Quindi, io mi auguro che non ci siano realtà cooperative che stanno pensando di quotarsi, perché sarebbe un danno per i propri soci. Se sono cooperative saranno gli stessi soci a dire no a situazioni di questo tipo".
E' il messaggio di Giorgio Mercuri, presidente di Fedagri-Confcooperative e coordinatore di Agrinsieme, in un'intervista che rilascia ad AgroNotizie, a margine della due giorni di studi internazionali sulla cooperazione, che si è tenuta a Firenze sotto la regia dell'Accademia dei Georgofili e di Agrinsieme.
Presidente, qualora ci fossero società di capitali che detenessero di fatto la cooperativa, che cosa cambierebbe?
"Abbiamo sentito oggi il caso sia di Granarolo che di Mezzocorona, ancora più significativo a mio avviso. In quest'ultimo caso, gli agricoltori da una parte sono soci e dall'altra sono azionisti. Da una parte, mi spiego meglio, sono soci fornitori della materia prima, mentre dall'altra diventano azionisti interessati allo stesso business. Ma sono sempre i produttori al centro: è questo l'esempio da prendere in considerazione".
In questa fase, parlando di Pac, qual è la posizione di Agrinsieme?
"Bisogna essere chiari. La Pac attuale sta mettendo in difficoltà le aziende agricole; molte realtà stanno chiudendo. Con questo impianto della Politica agricola comune non avremo la salvezza del settore. C’è pertanto la necessità di orientare la Pac in modo diverso".
In quale direzione?
"Abbiamo degli esempi dell'Ocm che stanno dando delle opportunità alle aziende agricole. Noi siamo convinti che il futuro della Pac possa essere in parte orientato agli aiuti diretti. Parliamo ovviamente di quelli finalizzati alla disciplina ambientale, mentre gli incentivi legati agli investimenti devono rimanere agganciati al Secondo pilastro. Tale meccanismo, in estrema sintesi, metterebbe le aziende in condizione di poter investire e di innovare".
Una delle proposte che sembra essere in discussione ipotizza un taglio degli aiuti a fondo perduto, per preferire un abbattimento degli interessi finanziari. Come commenta?
"Se i tassi di interesse sono quelli di oggi, spero non si prenda una simile direzione, perché oggi il costo del denaro per le aziende strutturate è così basso che avere un intervento che taglia i tassi di interesse serve a nulla. Significherebbe soltanto togliere risorse all'agricoltura. Se il costo del denaro dovesse ritornare ai livelli di qualche anno fa, allora probabilmente potrebbe essere una soluzione.

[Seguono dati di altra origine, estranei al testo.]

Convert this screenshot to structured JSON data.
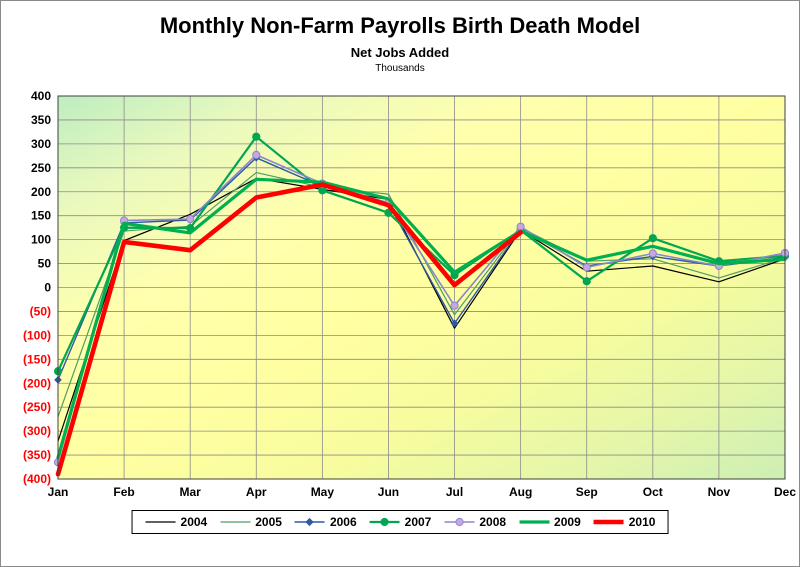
{
  "chart_data": {
    "type": "line",
    "title": "Monthly Non-Farm Payrolls Birth Death Model",
    "subtitle": "Net Jobs Added",
    "unit_label": "Thousands",
    "categories": [
      "Jan",
      "Feb",
      "Mar",
      "Apr",
      "May",
      "Jun",
      "Jul",
      "Aug",
      "Sep",
      "Oct",
      "Nov",
      "Dec"
    ],
    "y_axis": {
      "min": -400,
      "max": 400,
      "step": 50,
      "negative_style": "parentheses",
      "negative_color": "#FF0000",
      "positive_color": "#000000"
    },
    "grid": true,
    "legend_position": "bottom",
    "plot_background": [
      "#BDEDC0",
      "#E9F9BE",
      "#FFFFAE",
      "#FFFFA2",
      "#F7FC9E",
      "#E4F6AA",
      "#CDEFB4"
    ],
    "series": [
      {
        "name": "2004",
        "color": "#000000",
        "width": 1.2,
        "marker": "none",
        "marker_fill": "#000000",
        "values": [
          -321,
          98,
          153,
          228,
          205,
          184,
          -85,
          120,
          34,
          45,
          12,
          60
        ]
      },
      {
        "name": "2005",
        "color": "#4F9E63",
        "width": 1.2,
        "marker": "none",
        "marker_fill": "#4F9E63",
        "values": [
          -270,
          118,
          128,
          240,
          209,
          195,
          -57,
          125,
          55,
          60,
          20,
          62
        ]
      },
      {
        "name": "2006",
        "color": "#30599F",
        "width": 1.4,
        "marker": "diamond",
        "marker_fill": "#30599F",
        "values": [
          -193,
          135,
          141,
          271,
          211,
          175,
          -75,
          122,
          45,
          65,
          45,
          63
        ]
      },
      {
        "name": "2007",
        "color": "#00A651",
        "width": 2.2,
        "marker": "circle",
        "marker_fill": "#00A651",
        "values": [
          -175,
          125,
          124,
          315,
          203,
          156,
          26,
          120,
          13,
          103,
          55,
          66
        ]
      },
      {
        "name": "2008",
        "color": "#8888CC",
        "width": 1.6,
        "marker": "circle",
        "marker_fill": "#C9A6E0",
        "values": [
          -365,
          140,
          143,
          277,
          217,
          177,
          -38,
          127,
          42,
          71,
          45,
          72
        ]
      },
      {
        "name": "2009",
        "color": "#00B050",
        "width": 3.2,
        "marker": "none",
        "marker_fill": "#00B050",
        "values": [
          -355,
          134,
          114,
          226,
          220,
          185,
          32,
          118,
          57,
          86,
          50,
          59
        ]
      },
      {
        "name": "2010",
        "color": "#FF0000",
        "width": 4.6,
        "marker": "none",
        "marker_fill": "#FF0000",
        "values": [
          -390,
          95,
          78,
          188,
          215,
          172,
          5,
          115,
          null,
          null,
          null,
          null
        ]
      }
    ]
  }
}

Noi siamo perché queste risorse siano sempre a fondo perduto e siamo anche favorevoli al fatto che tali risorse possano essere indirizzate anche alle grandi aziende, perché questo significherebbe stimolare tutte le realtà a cercare nuove forme di aggregazione per rimanere sul mercato".
Il modello francese prevede un unico Programma di sviluppo nazionale, contrariamente a quanto attuato in Italia, dove i Programmi di sviluppo rurale seguono lo schema regionale. Cosa sarebbe più efficace per l'agricoltura italiana? Non dimentichiamo la gestione dell'Ocm vino, gestita a livello centrale e con risultati imbarazzanti.
"Come cooperazione, partendo proprio dal Sistema vino, abbiamo sempre chiesto la possibilità di devolvere più risorse al nazionale e meno al sistema regionale. Se si vuole fare una strategia per il paese deve essere sacrosanto agire così, senza comunque spostare tutto a livello nazionale. Abbiamo situazioni diverse in Italia e credo che spostare la gestione dei fondi a livello nazionale significa che si riesca successivamente metterle a disposizione laddove gli agricoltori spendono di più.
Tornando al settore vino, credo che, essendo forse il sistema più avanzato dell'agricoltura, la politica debba dire grazie alla parte produttiva, perché i mercati oggi sono stati occupati grazie al mondo imprenditoriale privato e cooperativo.
Abbiamo chiesto e abbiamo ottenuto un'attenzione per eliminare un po' la burocrazia nel settore del vino e la politica ci ha seguito, però abbiamo anche dato indicazioni di come impostare un discorso di strategia politica sul settore".